To carry out this examination, I formed a committee of faculty from across the humanities, sciences and social sciences to develop a vision document for our core and then determine whether our current Arts & Sciences core offerings align with this new Vision. After a yearlong study, the Vision document was approved unanimously by the Arts & Sciences Council of Chairs in the spring of 2016.

To paraphrase from our new Vision document, the intent of the Arts & Sciences core curriculum is: to provide a shared foundation of knowledge drawn from the rich and diverse liberal arts tradition; to develop various skills necessary for the completion of an academic degree, but also essential for personal and professional life beyond Baylor; and to inspire moral, intellectual and spiritual virtues.

The committee offered three key recommendations as a results of their findings: (1) the core curriculum will be implemented throughout the four-year experience for the student to be increasingly challenged as they mature; (2) the core will be such that students will be able to build various degree plans within a four-year period; and (3) there will be flexibility within the core curriculum to allow students multiple ways of satisfying core requirements where appropriate.

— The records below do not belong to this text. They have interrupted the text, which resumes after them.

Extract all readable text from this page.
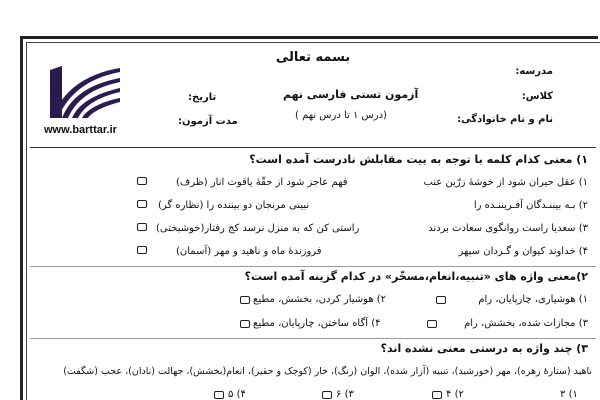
بسمه تعالی
مدرسه:
کلاس:
نام و نام خانوادگی:
آزمون تستی فارسی نهم
(درس ۱ تا درس نهم )
تاریخ:
مدت آزمون:
www.barttar.ir
۱) معنی کدام کلمه با توجه به بیت مقابلش نادرست آمده است؟
۱) عقل حیران شود از خوشهٔ زرّین عنب
فهم عاجز شود از حقّهٔ یاقوت انار (ظرف)
۲) بـه بیننـدگان آفـریننـده را
نبینی مرنجان دو بیننده را (نظاره گر)
۳) سعدیا راست روانگوی سعادت بردند
راستی کن که به منزل نرسد کج رفتار(خوشبختی)
۴) خداوند کیوان و گـردان سپهر
فروزندهٔ ماه و ناهید و مهر (آسمان)
۲)معنی واژه های «تنبیه،انعام،مسخّر» در کدام گزینه آمده است؟
۱) هوشیاری، چارپایان، رام
۲) هوشیار کردن، بخشش، مطیع
۳) مجازات شده، بخشش، رام
۴) آگاه ساختن، چارپایان، مطیع
۳) چند واژه به درستی معنی نشده اند؟
ناهید (ستارهٔ زهره)، مهر (خورشید)، تنبیه (آزار شده)، الوان (رنگ)، خار (کوچک و حقیر)، انعام(بخشش)، جهالت (نادان)، عجب (شگفت)
۱) ۳
۲) ۴
۳) ۶
۴) ۵
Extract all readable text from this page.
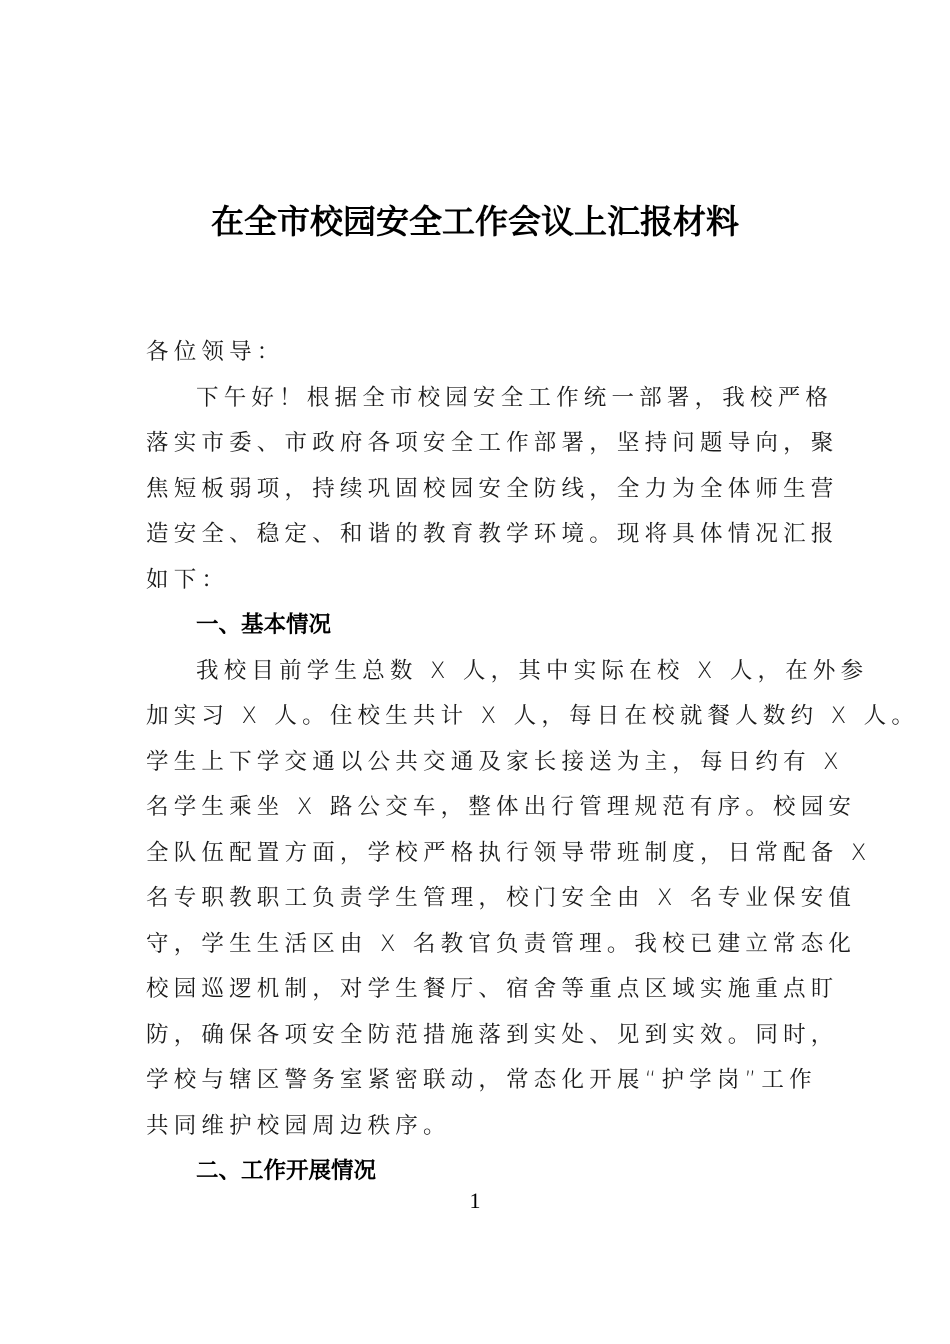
在全市校园安全工作会议上汇报材料
各位领导：
下午好！根据全市校园安全工作统一部署，我校严格
落实市委、市政府各项安全工作部署，坚持问题导向，聚
焦短板弱项，持续巩固校园安全防线，全力为全体师生营
造安全、稳定、和谐的教育教学环境。现将具体情况汇报
如下：
一、基本情况
我校目前学生总数 X 人，其中实际在校 X 人，在外参
加实习 X 人。住校生共计 X 人，每日在校就餐人数约 X 人。
学生上下学交通以公共交通及家长接送为主，每日约有 X
名学生乘坐 X 路公交车，整体出行管理规范有序。校园安
全队伍配置方面，学校严格执行领导带班制度，日常配备 X
名专职教职工负责学生管理，校门安全由 X 名专业保安值
守，学生生活区由 X 名教官负责管理。我校已建立常态化
校园巡逻机制，对学生餐厅、宿舍等重点区域实施重点盯
防，确保各项安全防范措施落到实处、见到实效。同时，
学校与辖区警务室紧密联动，常态化开展“护学岗”工作
共同维护校园周边秩序。
二、工作开展情况
1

To take the next steps as we assess the structure and function of the Arts & Sciences core in line with the approved new Vision, I have worked with staff in the Dean’s Office to form a Core Curriculum Review Taskforce. This group of faculty and staff is charged with finding a pathway forward to implement changes to the core consistent with the Vision. The taskforce has two units, a working group and an executive committee. The working group will provide information and recommendations, while the executive committee will make decisions. The executive committee includes faculty members, department chairs, an undergraduate student and an alumnus who is a member of the Arts & Sciences Board of Advocates.

This will be an exciting year indeed. Restructuring the core curriculum that has served us well for decades will not be easy, but it is of highest importance to do so as we look to the future. There is much at stake, particularly for our students, because of the important role our faculty play in the education of the next generation of worldwide leaders, inculcated with the unique Baylor experience.